Ida Rhew poked her head through the door of Harriet’s room, her arms full of fresh towels. “You aint cutting pictures from that book, are you?” she said, eyeing a pair of scissors on the rug.

“No, maam,” said Harriet. Faintly, through the open window, drifted the whir of chainsaws: trees toppling, one by one. Expansion was all the Deacons thought about at the Baptist church: new rec rooms, new parking lot, a new youth center. Soon there would not be a tree left on the block.

“I better not catch you doing any such.”

“Yes, maam.”

“What them scissors out for, then?” Belligerently, she nodded at them. “You put them up,” she said. “This minute.”

Harriet, obediently, went to her bureau and put the scissors in the drawer and closed it. Ida sniffed, and trundled off. Harriet sat down on the foot of her bed, and waited; and as soon as Ida was out of earshot, she opened the drawer and got the scissors out again.

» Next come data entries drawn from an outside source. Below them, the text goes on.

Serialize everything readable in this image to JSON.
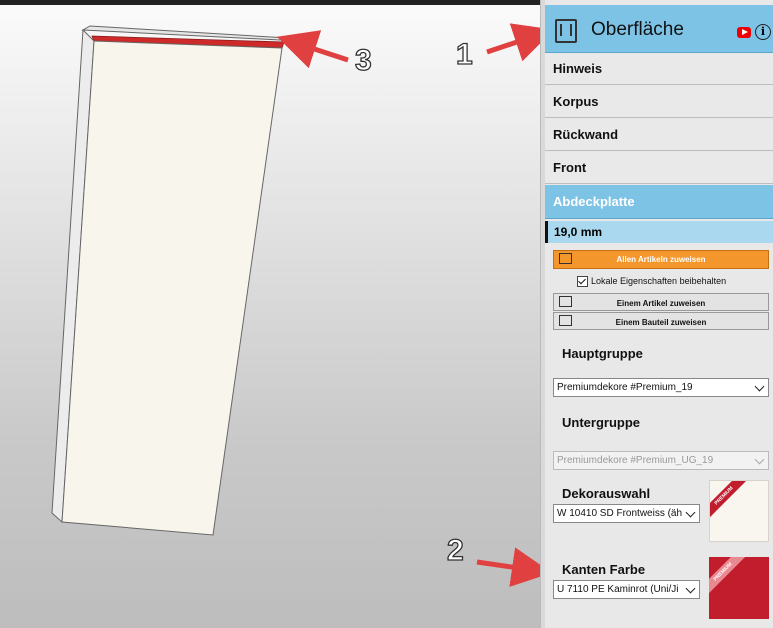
{
  "panel": {
    "title": "Oberfläche",
    "sections": [
      "Hinweis",
      "Korpus",
      "Rückwand",
      "Front",
      "Abdeckplatte"
    ],
    "thickness": "19,0 mm",
    "assign_all": "Allen Artikeln zuweisen",
    "keep_local": "Lokale Eigenschaften beibehalten",
    "assign_article": "Einem Artikel zuweisen",
    "assign_part": "Einem Bauteil zuweisen",
    "hauptgruppe_label": "Hauptgruppe",
    "hauptgruppe_value": "Premiumdekore #Premium_19",
    "untergruppe_label": "Untergruppe",
    "untergruppe_value": "Premiumdekore #Premium_UG_19",
    "dekor_label": "Dekorauswahl",
    "dekor_value": "W 10410 SD Frontweiss (äh",
    "kanten_label": "Kanten Farbe",
    "kanten_value": "U 7110 PE Kaminrot (Uni/Ji",
    "premium_badge": "PREMIUM"
  },
  "annotations": [
    "1",
    "2",
    "3"
  ],
  "colors": {
    "accent_blue": "#7dc3e6",
    "assign_orange": "#f3962b",
    "edge_red": "#c11d2c",
    "dekor_swatch": "#f8f6ee",
    "kanten_swatch": "#c11d2c",
    "arrow_red": "#e04040"
  }
}
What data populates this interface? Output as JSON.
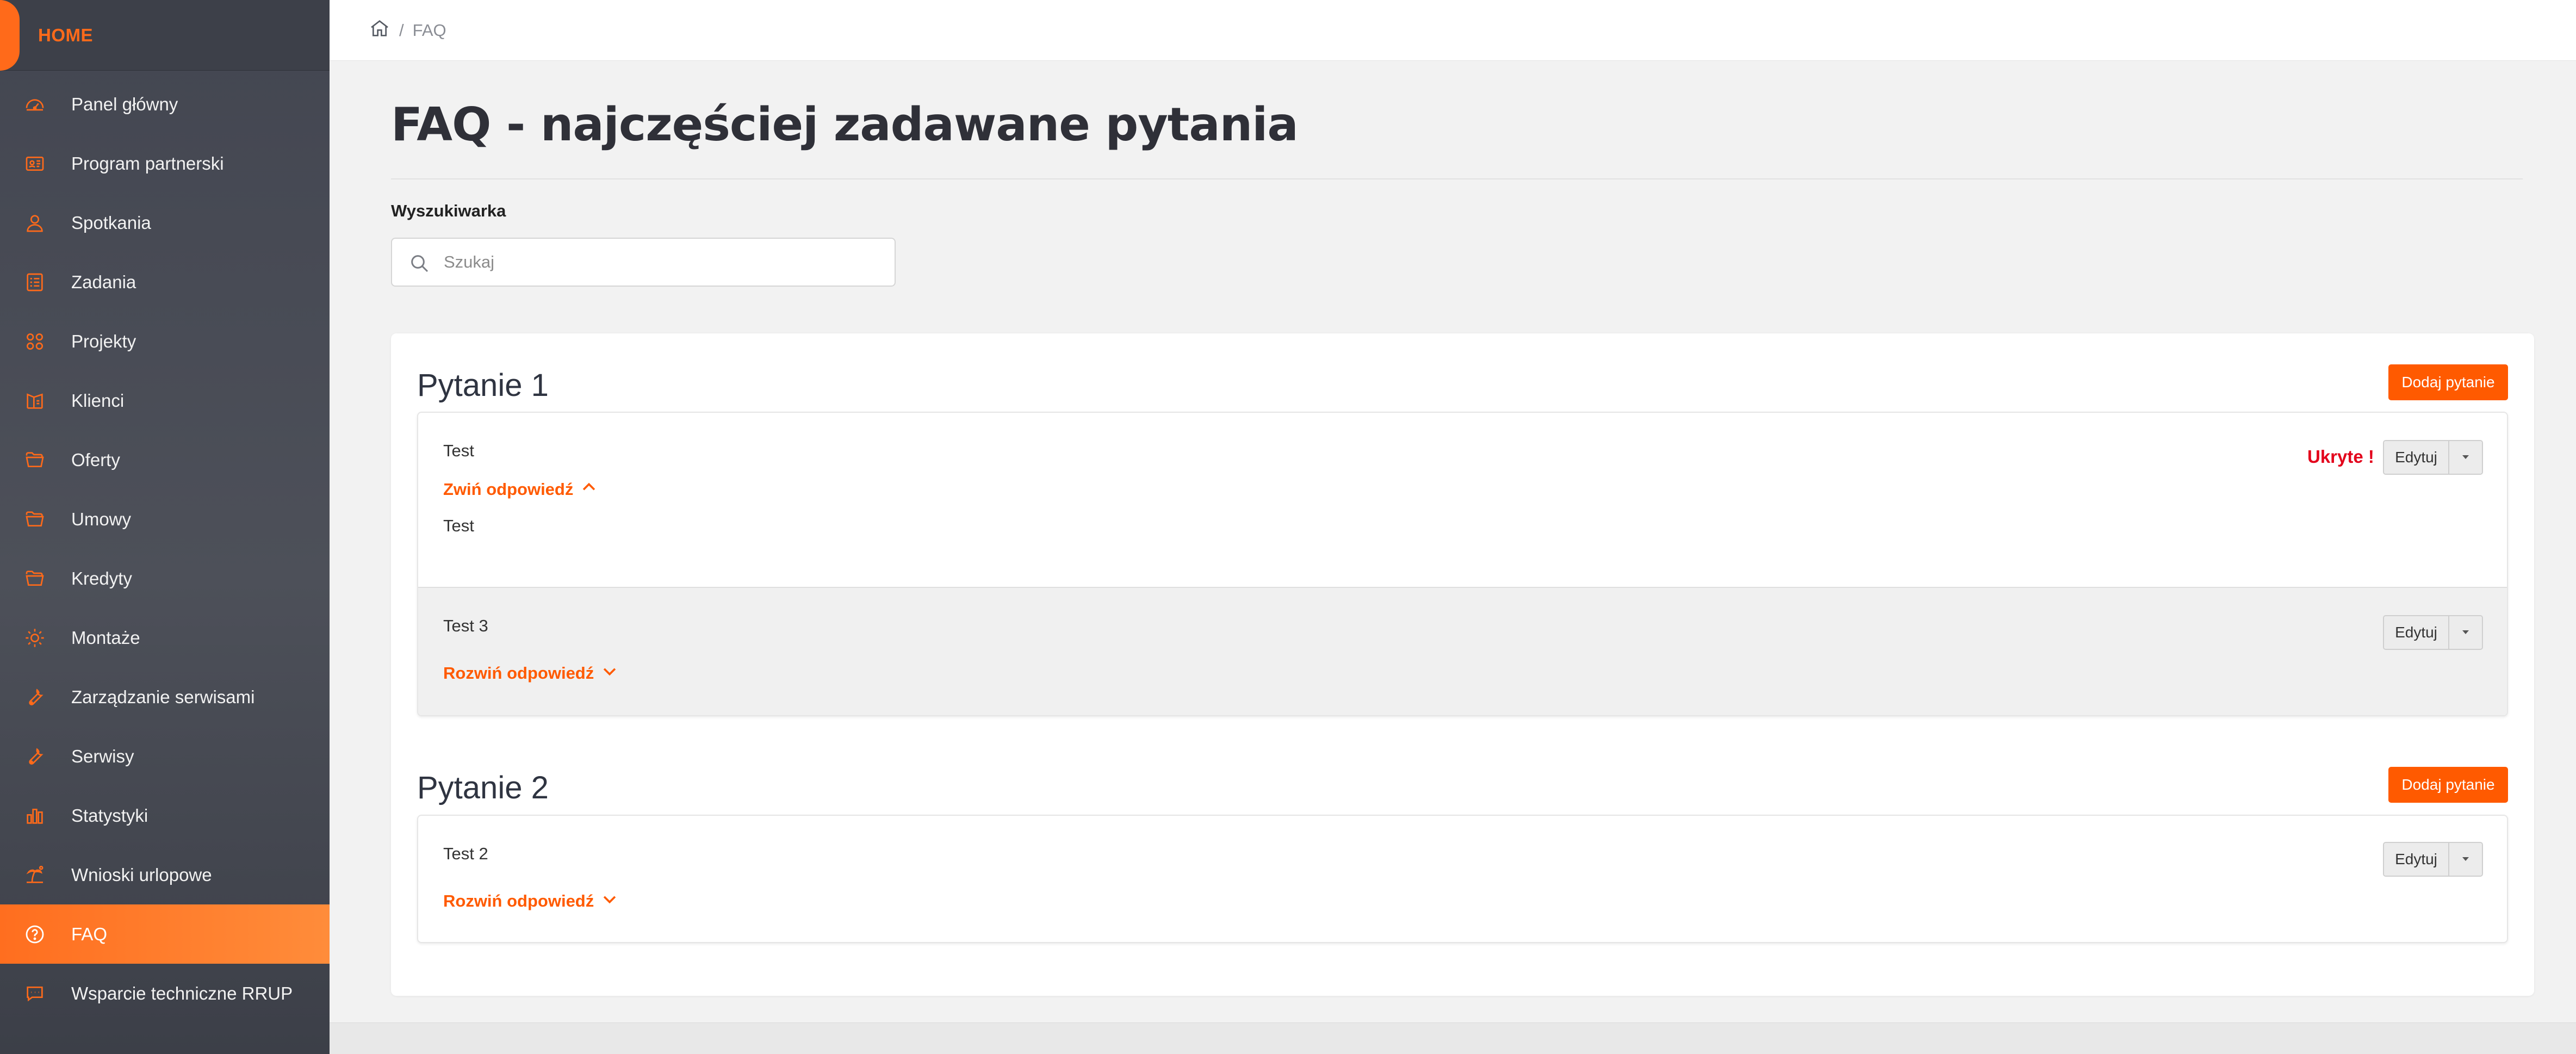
{
  "sidebar": {
    "home_label": "HOME",
    "items": [
      {
        "label": "Panel główny",
        "icon": "dashboard-icon"
      },
      {
        "label": "Program partnerski",
        "icon": "partner-program-icon"
      },
      {
        "label": "Spotkania",
        "icon": "meetings-icon"
      },
      {
        "label": "Zadania",
        "icon": "tasks-icon"
      },
      {
        "label": "Projekty",
        "icon": "projects-icon"
      },
      {
        "label": "Klienci",
        "icon": "clients-icon"
      },
      {
        "label": "Oferty",
        "icon": "folder-icon"
      },
      {
        "label": "Umowy",
        "icon": "folder-icon"
      },
      {
        "label": "Kredyty",
        "icon": "folder-icon"
      },
      {
        "label": "Montaże",
        "icon": "sun-icon"
      },
      {
        "label": "Zarządzanie serwisami",
        "icon": "wrench-icon"
      },
      {
        "label": "Serwisy",
        "icon": "wrench-icon"
      },
      {
        "label": "Statystyki",
        "icon": "bar-chart-icon"
      },
      {
        "label": "Wnioski urlopowe",
        "icon": "vacation-icon"
      },
      {
        "label": "FAQ",
        "icon": "question-circle-icon",
        "active": true
      },
      {
        "label": "Wsparcie techniczne RRUP",
        "icon": "chat-icon"
      }
    ]
  },
  "breadcrumb": {
    "current": "FAQ",
    "separator": "/"
  },
  "page": {
    "title": "FAQ - najczęściej zadawane pytania",
    "search_label": "Wyszukiwarka",
    "search_placeholder": "Szukaj"
  },
  "sections": [
    {
      "title": "Pytanie 1",
      "add_button": "Dodaj pytanie",
      "questions": [
        {
          "question": "Test",
          "toggle_label": "Zwiń odpowiedź",
          "expanded": true,
          "answer": "Test",
          "badge": "Ukryte !",
          "edit_label": "Edytuj"
        },
        {
          "question": "Test 3",
          "toggle_label": "Rozwiń odpowiedź",
          "expanded": false,
          "edit_label": "Edytuj"
        }
      ]
    },
    {
      "title": "Pytanie 2",
      "add_button": "Dodaj pytanie",
      "questions": [
        {
          "question": "Test 2",
          "toggle_label": "Rozwiń odpowiedź",
          "expanded": false,
          "edit_label": "Edytuj"
        }
      ]
    }
  ],
  "colors": {
    "accent": "#ff5a00",
    "sidebar_bg": "#454852",
    "hidden_badge": "#e3001b",
    "title": "#2f3038"
  }
}
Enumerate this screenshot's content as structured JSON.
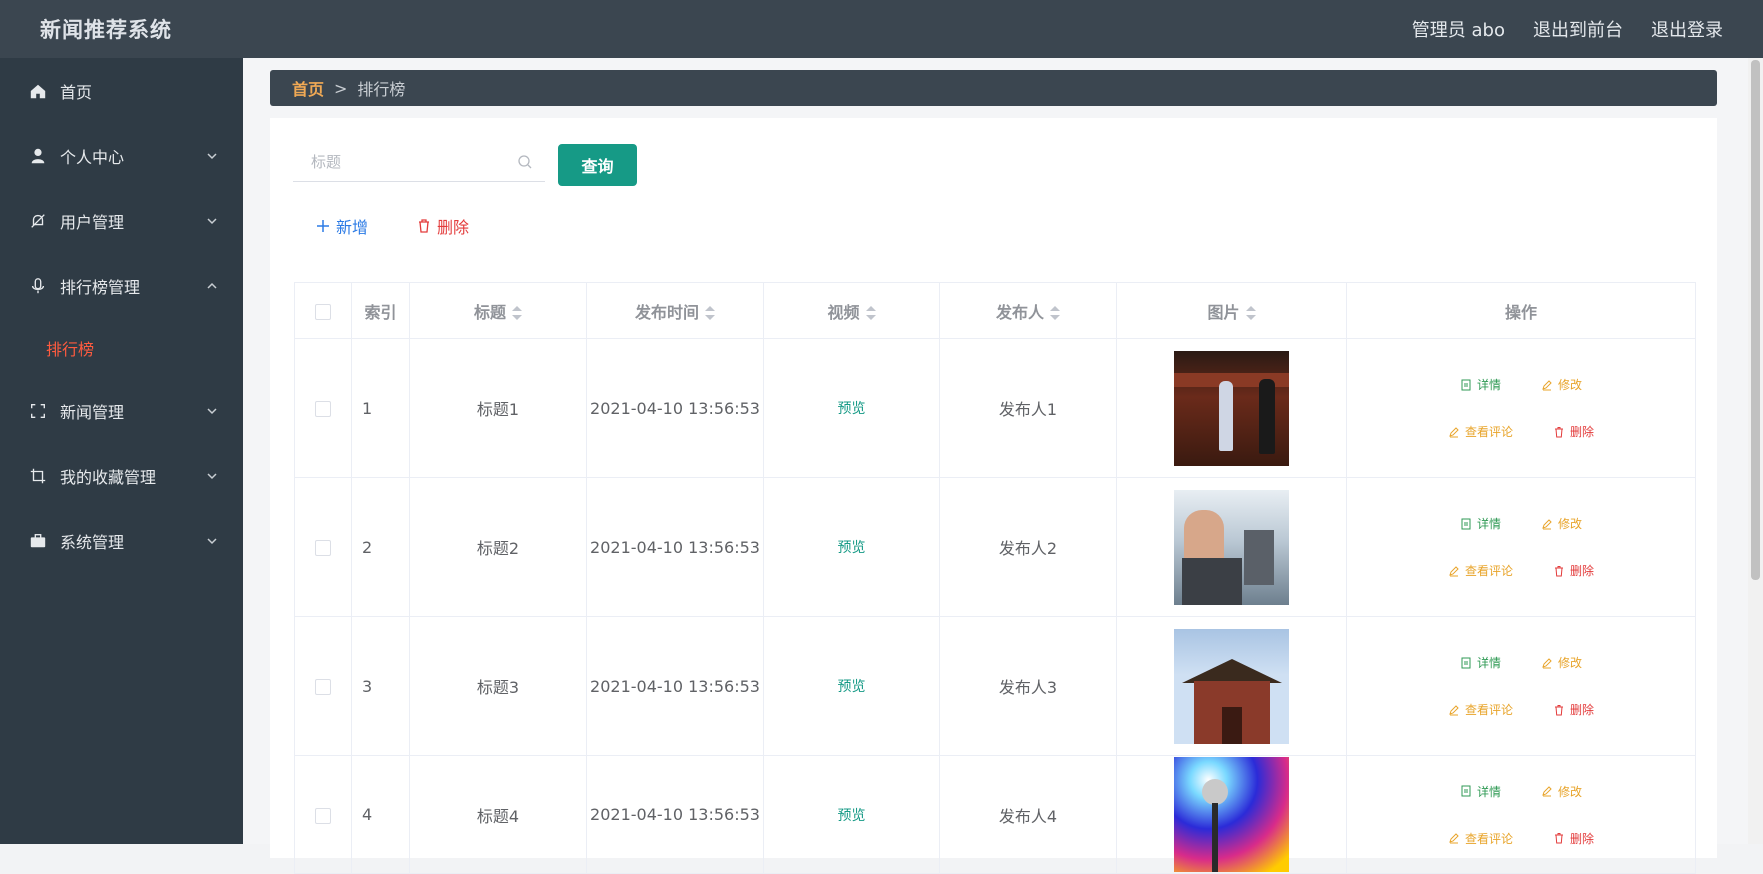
{
  "app": {
    "title": "新闻推荐系统"
  },
  "header": {
    "user": "管理员 abo",
    "to_front": "退出到前台",
    "logout": "退出登录"
  },
  "sidebar": {
    "items": [
      {
        "label": "首页",
        "icon": "home-icon"
      },
      {
        "label": "个人中心",
        "icon": "user-icon"
      },
      {
        "label": "用户管理",
        "icon": "bell-off-icon"
      },
      {
        "label": "排行榜管理",
        "icon": "microphone-icon"
      },
      {
        "label": "新闻管理",
        "icon": "frame-icon"
      },
      {
        "label": "我的收藏管理",
        "icon": "crop-icon"
      },
      {
        "label": "系统管理",
        "icon": "briefcase-icon"
      }
    ],
    "subitem": "排行榜"
  },
  "breadcrumb": {
    "home": "首页",
    "sep": ">",
    "current": "排行榜"
  },
  "search": {
    "placeholder": "标题",
    "button": "查询"
  },
  "actions": {
    "add": "新增",
    "delete": "删除"
  },
  "table": {
    "headers": {
      "index": "索引",
      "title": "标题",
      "time": "发布时间",
      "video": "视频",
      "publisher": "发布人",
      "image": "图片",
      "ops": "操作"
    },
    "rows": [
      {
        "index": "1",
        "title": "标题1",
        "time": "2021-04-10 13:56:53",
        "video": "预览",
        "publisher": "发布人1"
      },
      {
        "index": "2",
        "title": "标题2",
        "time": "2021-04-10 13:56:53",
        "video": "预览",
        "publisher": "发布人2"
      },
      {
        "index": "3",
        "title": "标题3",
        "time": "2021-04-10 13:56:53",
        "video": "预览",
        "publisher": "发布人3"
      },
      {
        "index": "4",
        "title": "标题4",
        "time": "2021-04-10 13:56:53",
        "video": "预览",
        "publisher": "发布人4"
      }
    ],
    "ops": {
      "detail": "详情",
      "edit": "修改",
      "comments": "查看评论",
      "delete": "删除"
    }
  },
  "colors": {
    "topbar": "#3b4650",
    "sidebar": "#2f3b45",
    "accent": "#169a86",
    "active_menu": "#ff5b3f"
  }
}
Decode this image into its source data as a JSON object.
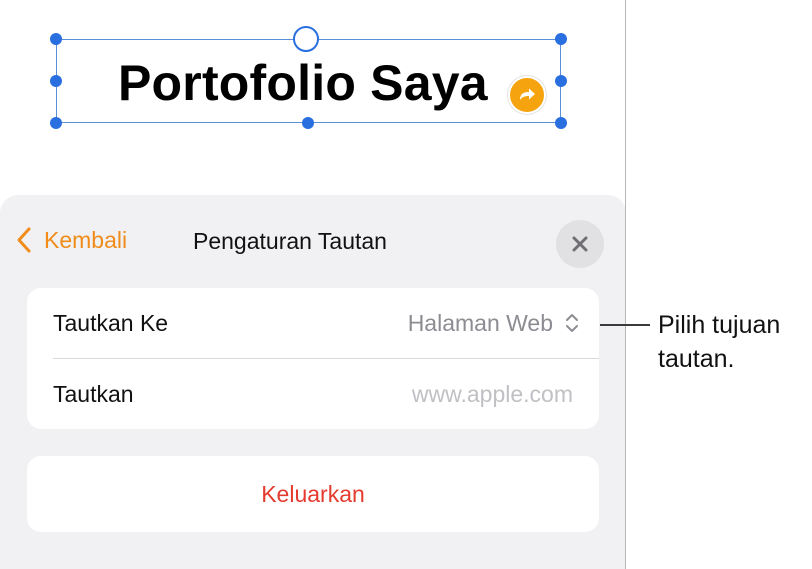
{
  "canvas": {
    "title": "Portofolio Saya",
    "link_badge_icon": "link-arrow-icon",
    "selection_color": "#2a6fe0",
    "badge_color": "#f5a30e"
  },
  "panel": {
    "back_label": "Kembali",
    "title": "Pengaturan Tautan",
    "close_icon": "close-icon",
    "accent_color": "#f08c1a",
    "rows": {
      "link_to": {
        "label": "Tautkan Ke",
        "value": "Halaman Web"
      },
      "link": {
        "label": "Tautkan",
        "value": "",
        "placeholder": "www.apple.com"
      }
    },
    "remove_label": "Keluarkan",
    "remove_color": "#e53b2f"
  },
  "callout": {
    "text": "Pilih tujuan tautan."
  }
}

Harriet had seven yearbooks for Alexandria Academy, starting with first grade. Pemberton had graduated two years before. Page by page she turned through his senior yearbook, studying every photograph. There was Pemberton, all over the place: in group pictures of the tennis and golf teams; in plaid pants, slumped at a table in the study hall; in black tie, standing in front of a glittery backdrop swagged with white bunting, along with the rest of the Homecoming Court. His forehead was shiny and his face glowed a fierce, happy red; he looked drunk. Diane Leavitt—Lisa Leavitt’s big sister—had a gloved hand through his elbow, and though she was smiling she looked a little stunned that Angie Stanhope and not her had just been announced Homecoming Queen.